Rhubarb Jam

Posted on May 21, 2012


Wee rhubarb plant in the Learning GardenMy, my, my. This poor neglected blog.

It feels like it’s been forever since I made a post, because it is partially the truth of the situation. The past three weeks (well, month, really) have been mighty busy around these here parts. There were academic projects to be completed, a third diploma to be received (wahoo!), jobs to be sought, and much garden work to be done. Of course, nothing ever goes off without a hitch, especially in the growing department. We got a late start on seed trays due to circumstances beyond my control at the farm, and are just now in the midst of finalizing our planting schedule for the remainder of the planting season. But the risk of frost has definitely passed by now and many of the seedlings, including those tender summertime favorites, are starting to make their way into those lovely beds we’ve worked so hard to build up in the past several weeks. Even more, the use of those Google docs I’ve talked about has already shown to be a critical tool in coordinating garden chores between myself and the education staff this season. But really, Learning Garden updates account for an entirely separate blog post, one that I hope to have up before the end of the work week.

So here we are, in that glorious part of the year where spring meets summer. Shorts-n-skirts-but-sweaters-in-tow kinda weather. The beginning of cool crop harvests like radishes, salad greens, and spring onions. The return of all-things rhubarb. And the official start of canning season in my apartment.

Macerating rhubarbI decided when drafting out my 2012 preservation plan that I wanted to only dehydrate rhubarb this year. But when I brought home a nice, big armful of rhubarb I harvested from Waltham Fields, my eyes met my canner, abandoned much like this blog but for far longer; it was in that moment I decided jam was to be made with this particular harvest.
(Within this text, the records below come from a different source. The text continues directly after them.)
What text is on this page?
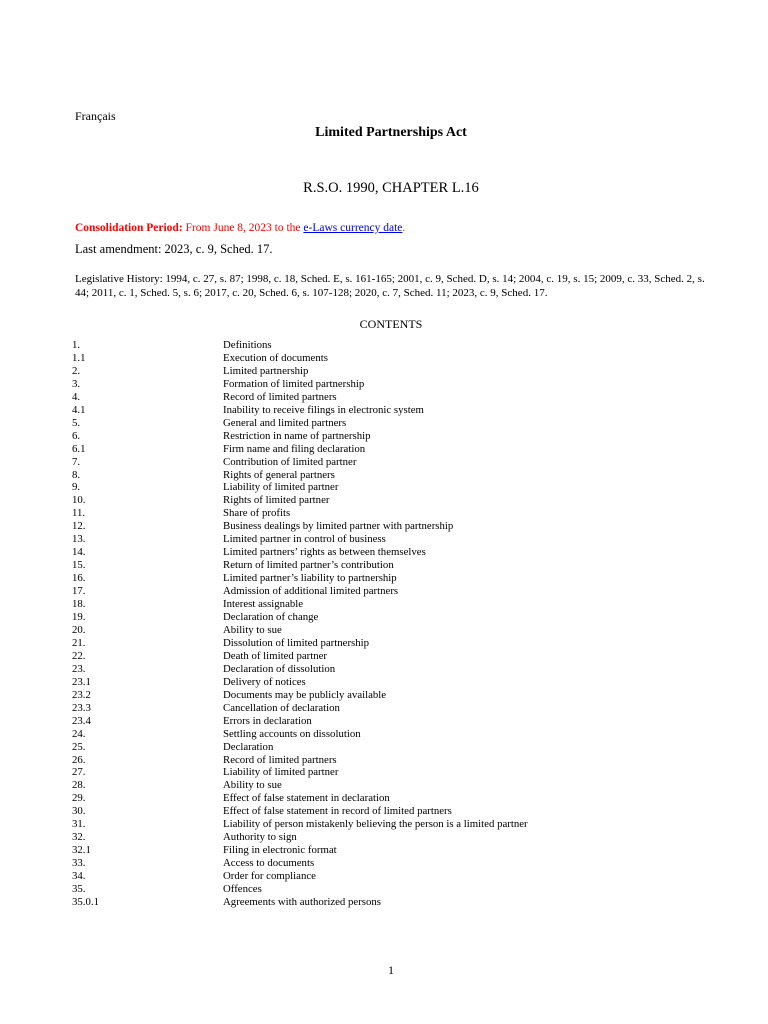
Français
Limited Partnerships Act
R.S.O. 1990, CHAPTER L.16
Consolidation Period: From June 8, 2023 to the e-Laws currency date.
Last amendment: 2023, c. 9, Sched. 17.
Legislative History: 1994, c. 27, s. 87; 1998, c. 18, Sched. E, s. 161-165; 2001, c. 9, Sched. D, s. 14; 2004, c. 19, s. 15; 2009, c. 33, Sched. 2, s. 44; 2011, c. 1, Sched. 5, s. 6; 2017, c. 20, Sched. 6, s. 107-128; 2020, c. 7, Sched. 11; 2023, c. 9, Sched. 17.
CONTENTS
1.	Definitions
1.1	Execution of documents
2.	Limited partnership
3.	Formation of limited partnership
4.	Record of limited partners
4.1	Inability to receive filings in electronic system
5.	General and limited partners
6.	Restriction in name of partnership
6.1	Firm name and filing declaration
7.	Contribution of limited partner
8.	Rights of general partners
9.	Liability of limited partner
10.	Rights of limited partner
11.	Share of profits
12.	Business dealings by limited partner with partnership
13.	Limited partner in control of business
14.	Limited partners’ rights as between themselves
15.	Return of limited partner’s contribution
16.	Limited partner’s liability to partnership
17.	Admission of additional limited partners
18.	Interest assignable
19.	Declaration of change
20.	Ability to sue
21.	Dissolution of limited partnership
22.	Death of limited partner
23.	Declaration of dissolution
23.1	Delivery of notices
23.2	Documents may be publicly available
23.3	Cancellation of declaration
23.4	Errors in declaration
24.	Settling accounts on dissolution
25.	Declaration
26.	Record of limited partners
27.	Liability of limited partner
28.	Ability to sue
29.	Effect of false statement in declaration
30.	Effect of false statement in record of limited partners
31.	Liability of person mistakenly believing the person is a limited partner
32.	Authority to sign
32.1	Filing in electronic format
33.	Access to documents
34.	Order for compliance
35.	Offences
35.0.1	Agreements with authorized persons
1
Rhubarb jamThe following recipe makes for a small batch of dee-lish jam. Rhubarb takes center stage but is enhanced with a touch of lemon. The simplicity of the recipe makes it a great first-round canning project, especially if you have any little ones to help with the chopping.

Rhubarb jam

Rhubarb Jam

Makes about 6 half-pints


  • 3 lbs rhubarb, washed, trimmed, and chopped into 1/2″ pieces
  • 3 scant cups sugar
  • 1 cup water
  • 1 lemon


After your fruit has been prepped as indicated above, combine the rhubarb, sugar, water, lemon juice, spent halves (with 1/8″ of the blossom and stem ends removed), and seeds in a large non-reactive bowl; set aside at room temperature for 1-2 hours.

Pour the contents of the bowl into a large, non-reactive pot; as you are spooning the fruit in the pot, set aside the lemon seeds and tie them up in a small cheesecloth bag. Add this bag to the pot and bring the ingredients to a boil over medium-high heat. Continue to cook, stirring the jam constantly, for about 15 minutes. Skim foam from the surface of the jam as necessary.

Drop the heat to medium and hold the jam at a constant simmer, checking often to ensure the jam isn’t scorching on the bottom of the pot. After 15 minutes, check to see if the jam is set by placing a small spoonful on a plate that has been in the freezer for at least an hour; the jam is set when it holds its shape on the cool plate. If it seems too loose, continue cooking it over medium-low heat until it’s set.

Remove the seed bag and spent lemon halves. Ladle the jam into hot, sterilized jars, leaving a 1/4″ headspace. Process in a hot water bath canner for 5 minutes if using half-pint or pint jars. Store in a cool, dark, and dry place for up to one year.

Recipe slightly adapted from Leite’s Culinaria.